5M Americans have missed 2nd dose of COVID vaccine: CDC
CHICAGO -- There is a growing surplus of COVID-19 vaccines across the country, and while many have been waiting to hear those words, there's concern that the U.S. might not reach herd immunity as soon as originally thought.

Despite this, doctors are still urging everyone who is able, to get vaccinated against the virus.

As of Sunday morning, more than 225 million Americans have gotten at least one dose and about a quarter of the population is fully vaccinated.

However, a trend some health experts are starting to see is people skipping their second dose of vaccine.

Top health officials said the increase in missed second coronavirus vaccine doses was anticipated with the increase in eligibility, but they are now also focusing on figuring out why this may be the case.

Doctors and experts concerned about what this could mean in the long run are worried that the millions missing this second shot could impact herd immunity in the battle against COVID-19.

New data from the Center for Disease Control reported that only 92% of people are completing the two-dose series of Pfizer and Moderna vaccinations. That means about 8% of those eligible may have missed their second dose.
That 8% translates to about 5 million Americans.

"That means that we're not going to be able to reach herd immunity as quickly as we would like," said Dr. Zachary Rubin, a clinical immunologist.

Health officials are now reminding those that have missed their second dose that it is necessary in order to provide full immunity and to be considered fully vaccinated.

Why is this happening?


Authorities are still working to figure that out to see if missed doses or delays are due to access, meaning supply or vaccine availability, or even vaccine hesitancy.

"With one dose of the mRNA vaccine, we don't have enough studies to see how much effect that has long term. We know that it does confer some effectiveness, but it's definitely far less than getting a two-dose series," Dr. Rubin said.

Dr. Rubin added that while some said they feared the side effects, many others recently reported their second dose appointments were canceled by large pharmacies like Walgreens

Walgreens issued a statement to ABC7 that read:

We're pleased to share that our second dose completion rate is nearly 95 percent (note: this is for those who received dose #2 by 4/18).

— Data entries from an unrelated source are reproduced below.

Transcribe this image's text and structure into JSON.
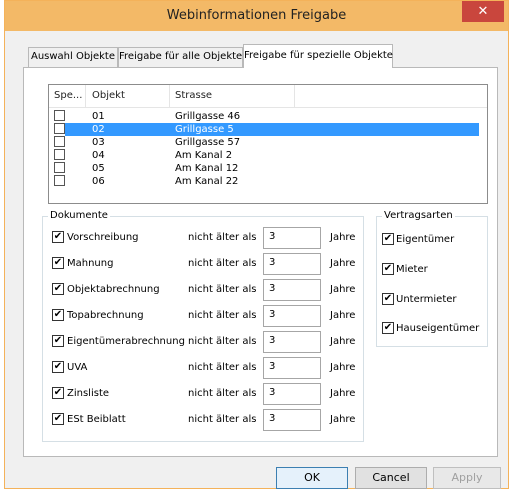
{
  "window": {
    "title": "Webinformationen Freigabe",
    "close_glyph": "✕"
  },
  "tabs": [
    {
      "label": "Auswahl Objekte"
    },
    {
      "label": "Freigabe für alle Objekte"
    },
    {
      "label": "Freigabe für spezielle Objekte",
      "active": true
    }
  ],
  "objects_list": {
    "columns": [
      "Spe...",
      "Objekt",
      "Strasse"
    ],
    "rows": [
      {
        "objekt": "01",
        "strasse": "Grillgasse 46",
        "checked": false
      },
      {
        "objekt": "02",
        "strasse": "Grillgasse 5",
        "checked": false,
        "selected": true
      },
      {
        "objekt": "03",
        "strasse": "Grillgasse 57",
        "checked": false
      },
      {
        "objekt": "04",
        "strasse": "Am Kanal 2",
        "checked": false
      },
      {
        "objekt": "05",
        "strasse": "Am Kanal 12",
        "checked": false
      },
      {
        "objekt": "06",
        "strasse": "Am Kanal 22",
        "checked": false
      }
    ]
  },
  "dokumente": {
    "title": "Dokumente",
    "age_label": "nicht älter als",
    "unit": "Jahre",
    "items": [
      {
        "label": "Vorschreibung",
        "checked": true,
        "years": "3"
      },
      {
        "label": "Mahnung",
        "checked": true,
        "years": "3"
      },
      {
        "label": "Objektabrechnung",
        "checked": true,
        "years": "3"
      },
      {
        "label": "Topabrechnung",
        "checked": true,
        "years": "3"
      },
      {
        "label": "Eigentümerabrechnung",
        "checked": true,
        "years": "3"
      },
      {
        "label": "UVA",
        "checked": true,
        "years": "3"
      },
      {
        "label": "Zinsliste",
        "checked": true,
        "years": "3"
      },
      {
        "label": "ESt Beiblatt",
        "checked": true,
        "years": "3"
      }
    ]
  },
  "vertragsarten": {
    "title": "Vertragsarten",
    "items": [
      {
        "label": "Eigentümer",
        "checked": true
      },
      {
        "label": "Mieter",
        "checked": true
      },
      {
        "label": "Untermieter",
        "checked": true
      },
      {
        "label": "Hauseigentümer",
        "checked": true
      }
    ]
  },
  "buttons": {
    "ok": "OK",
    "cancel": "Cancel",
    "apply": "Apply"
  }
}
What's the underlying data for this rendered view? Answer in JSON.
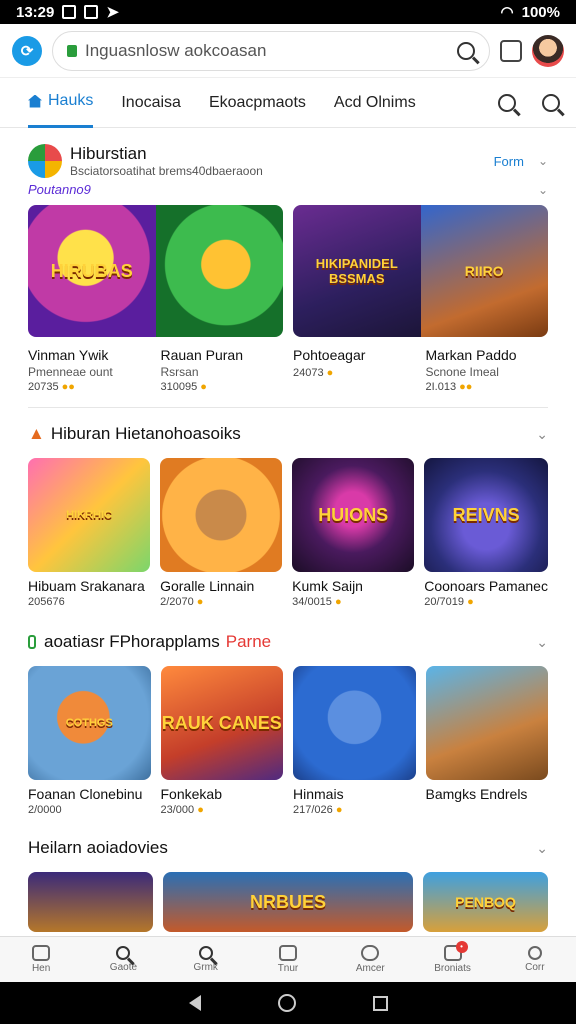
{
  "status": {
    "time": "13:29",
    "battery": "100%"
  },
  "browser": {
    "url_text": "Inguasnlosw aokcoasan"
  },
  "tabs": [
    {
      "label": "Hauks"
    },
    {
      "label": "Inocaisa"
    },
    {
      "label": "Ekoacpmaots"
    },
    {
      "label": "Acd Olnims"
    }
  ],
  "featured": {
    "title": "Hiburstian",
    "subtitle": "Bsciatorsoatihat brems40dbaeraoon",
    "tag": "Poutanno9",
    "action": "Form",
    "cards": [
      {
        "title": "Vinman Ywik",
        "sub": "Pmenneae ount",
        "meta": "20735",
        "art": "HIRUBAS"
      },
      {
        "title": "Rauan Puran",
        "sub": "Rsrsan",
        "meta": "310095",
        "art": ""
      },
      {
        "title": "Pohtoeagar",
        "sub": "",
        "meta": "24073",
        "art": "HIKIPANIDEL BSSMAS"
      },
      {
        "title": "Markan Paddo",
        "sub": "Scnone Imeal",
        "meta": "2I.013",
        "art": "RIIRO"
      }
    ]
  },
  "section2": {
    "title": "Hiburan Hietanohoasoiks",
    "cards": [
      {
        "title": "Hibuam Srakanara",
        "meta": "205676",
        "art": "HIKRHIC"
      },
      {
        "title": "Goralle Linnain",
        "meta": "2/2070",
        "art": ""
      },
      {
        "title": "Kumk Saijn",
        "meta": "34/0015",
        "art": "HUIONS"
      },
      {
        "title": "Coonoars Pamanec",
        "meta": "20/7019",
        "art": "REIVNS"
      }
    ]
  },
  "section3": {
    "title": "aoatiasr FPhorapplams",
    "highlight": "Parne",
    "cards": [
      {
        "title": "Foanan Clonebinu",
        "meta": "2/0000",
        "art": "COTHGS"
      },
      {
        "title": "Fonkekab",
        "meta": "23/000",
        "art": "RAUK CANES"
      },
      {
        "title": "Hinmais",
        "meta": "217/026",
        "art": ""
      },
      {
        "title": "Bamgks Endrels",
        "meta": "",
        "art": ""
      }
    ]
  },
  "section4": {
    "title": "Heilarn aoiadovies",
    "cards": [
      {
        "art": ""
      },
      {
        "art": "NRBUES"
      },
      {
        "art": "PENBOQ"
      }
    ]
  },
  "bottom_nav": [
    {
      "label": "Hen"
    },
    {
      "label": "Gaote"
    },
    {
      "label": "Grmk"
    },
    {
      "label": "Tnur"
    },
    {
      "label": "Amcer"
    },
    {
      "label": "Broniats"
    },
    {
      "label": "Corr"
    }
  ]
}
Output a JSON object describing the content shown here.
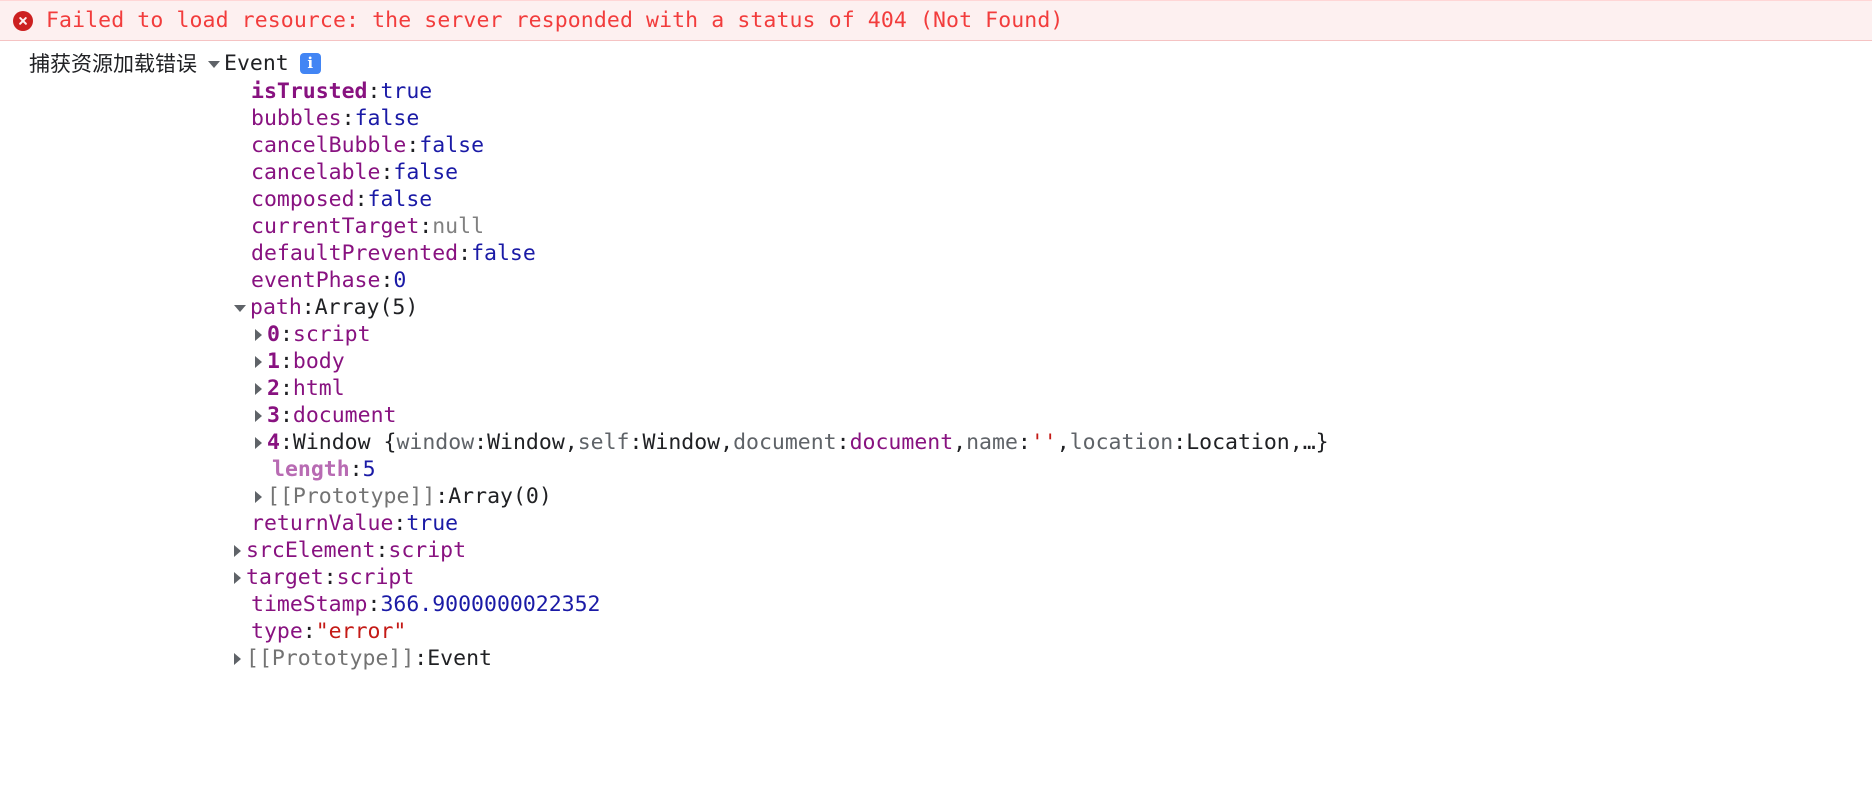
{
  "error_banner": {
    "icon": "error-circle-x-icon",
    "message": "Failed to load resource: the server responded with a status of 404 (Not Found)",
    "color": "#f23c3c",
    "background": "#fdf0f0"
  },
  "log_entry": {
    "label": "捕获资源加载错误",
    "expander": "▼",
    "constructor": "Event",
    "info_icon": "info-icon",
    "info_icon_color": "#4285f4"
  },
  "properties": [
    {
      "indent": "prop",
      "disclosure": "none",
      "key": "isTrusted",
      "keystyle": "key-own",
      "value": "true",
      "valuestyle": "v-bool"
    },
    {
      "indent": "prop",
      "disclosure": "none",
      "key": "bubbles",
      "keystyle": "key",
      "value": "false",
      "valuestyle": "v-bool"
    },
    {
      "indent": "prop",
      "disclosure": "none",
      "key": "cancelBubble",
      "keystyle": "key",
      "value": "false",
      "valuestyle": "v-bool"
    },
    {
      "indent": "prop",
      "disclosure": "none",
      "key": "cancelable",
      "keystyle": "key",
      "value": "false",
      "valuestyle": "v-bool"
    },
    {
      "indent": "prop",
      "disclosure": "none",
      "key": "composed",
      "keystyle": "key",
      "value": "false",
      "valuestyle": "v-bool"
    },
    {
      "indent": "prop",
      "disclosure": "none",
      "key": "currentTarget",
      "keystyle": "key",
      "value": "null",
      "valuestyle": "v-null"
    },
    {
      "indent": "prop",
      "disclosure": "none",
      "key": "defaultPrevented",
      "keystyle": "key",
      "value": "false",
      "valuestyle": "v-bool"
    },
    {
      "indent": "prop",
      "disclosure": "none",
      "key": "eventPhase",
      "keystyle": "key",
      "value": "0",
      "valuestyle": "v-num"
    },
    {
      "indent": "prop-tri",
      "disclosure": "down",
      "key": "path",
      "keystyle": "key",
      "value": "Array(5)",
      "valuestyle": "v-obj"
    },
    {
      "indent": "sub-tri",
      "disclosure": "right",
      "key": "0",
      "keystyle": "key-idx",
      "value": "script",
      "valuestyle": "v-node"
    },
    {
      "indent": "sub-tri",
      "disclosure": "right",
      "key": "1",
      "keystyle": "key-idx",
      "value": "body",
      "valuestyle": "v-node"
    },
    {
      "indent": "sub-tri",
      "disclosure": "right",
      "key": "2",
      "keystyle": "key-idx",
      "value": "html",
      "valuestyle": "v-node"
    },
    {
      "indent": "sub-tri",
      "disclosure": "right",
      "key": "3",
      "keystyle": "key-idx",
      "value": "document",
      "valuestyle": "v-node"
    },
    {
      "indent": "sub-tri",
      "disclosure": "right",
      "key": "4",
      "keystyle": "key-idx",
      "value": "WINDOW_PREVIEW",
      "valuestyle": "v-obj"
    },
    {
      "indent": "sub",
      "disclosure": "none",
      "key": "length",
      "keystyle": "key-dim",
      "value": "5",
      "valuestyle": "v-num"
    },
    {
      "indent": "sub-tri",
      "disclosure": "right",
      "key": "[[Prototype]]",
      "keystyle": "key-proto",
      "value": "Array(0)",
      "valuestyle": "v-obj"
    },
    {
      "indent": "prop",
      "disclosure": "none",
      "key": "returnValue",
      "keystyle": "key",
      "value": "true",
      "valuestyle": "v-bool"
    },
    {
      "indent": "prop-tri",
      "disclosure": "right",
      "key": "srcElement",
      "keystyle": "key",
      "value": "script",
      "valuestyle": "v-node"
    },
    {
      "indent": "prop-tri",
      "disclosure": "right",
      "key": "target",
      "keystyle": "key",
      "value": "script",
      "valuestyle": "v-node"
    },
    {
      "indent": "prop",
      "disclosure": "none",
      "key": "timeStamp",
      "keystyle": "key",
      "value": "366.9000000022352",
      "valuestyle": "v-num"
    },
    {
      "indent": "prop",
      "disclosure": "none",
      "key": "type",
      "keystyle": "key",
      "value": "\"error\"",
      "valuestyle": "v-str"
    },
    {
      "indent": "prop-tri",
      "disclosure": "right",
      "key": "[[Prototype]]",
      "keystyle": "key-proto",
      "value": "Event",
      "valuestyle": "v-obj"
    }
  ],
  "window_preview": {
    "prefix": "Window {",
    "entries": [
      {
        "key": "window",
        "value": "Window",
        "valuestyle": "v-obj"
      },
      {
        "key": "self",
        "value": "Window",
        "valuestyle": "v-obj"
      },
      {
        "key": "document",
        "value": "document",
        "valuestyle": "v-node"
      },
      {
        "key": "name",
        "value": "''",
        "valuestyle": "v-str"
      },
      {
        "key": "location",
        "value": "Location",
        "valuestyle": "v-obj"
      }
    ],
    "ellipsis": "…",
    "suffix": "}"
  }
}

We had an earlier scheduling glitch for people looking to get their second dose at a different store from where they got the first dose. This impacted a small percentage of those who had scheduled their appointments online. We resolved this back in March, and at that time we reached out to those who were impacted to assist with rescheduling their appointments in alignment with our vaccine availability. For the majority of these patients who we helped navigate the glitch, it was not about a lack of availability of the right brand for second shots. This was confined to our scheduler and was addressed and corrected last month.

Since the onset of administering vaccinations, we are committed to honoring all appointments and ensuring patients receive their second dose. In fact, our second dose completion rate is nearly 95 percent (as of 4/18/21).


The pharmacy said it reached out to those impacted and the glitch was resolved in March.

This comes as local health departments are expanding vaccine access by offering walk-in appointments and bringing back the one-dose Johnson and Johnson vaccine.

"We need to try to get those second doses into people's arms as quickly as possible," Dr. Rubin said.

For those who have missed their second dose recently, the CDC said it's not too late. You can still get your second dose if it's six weeks after the first dose.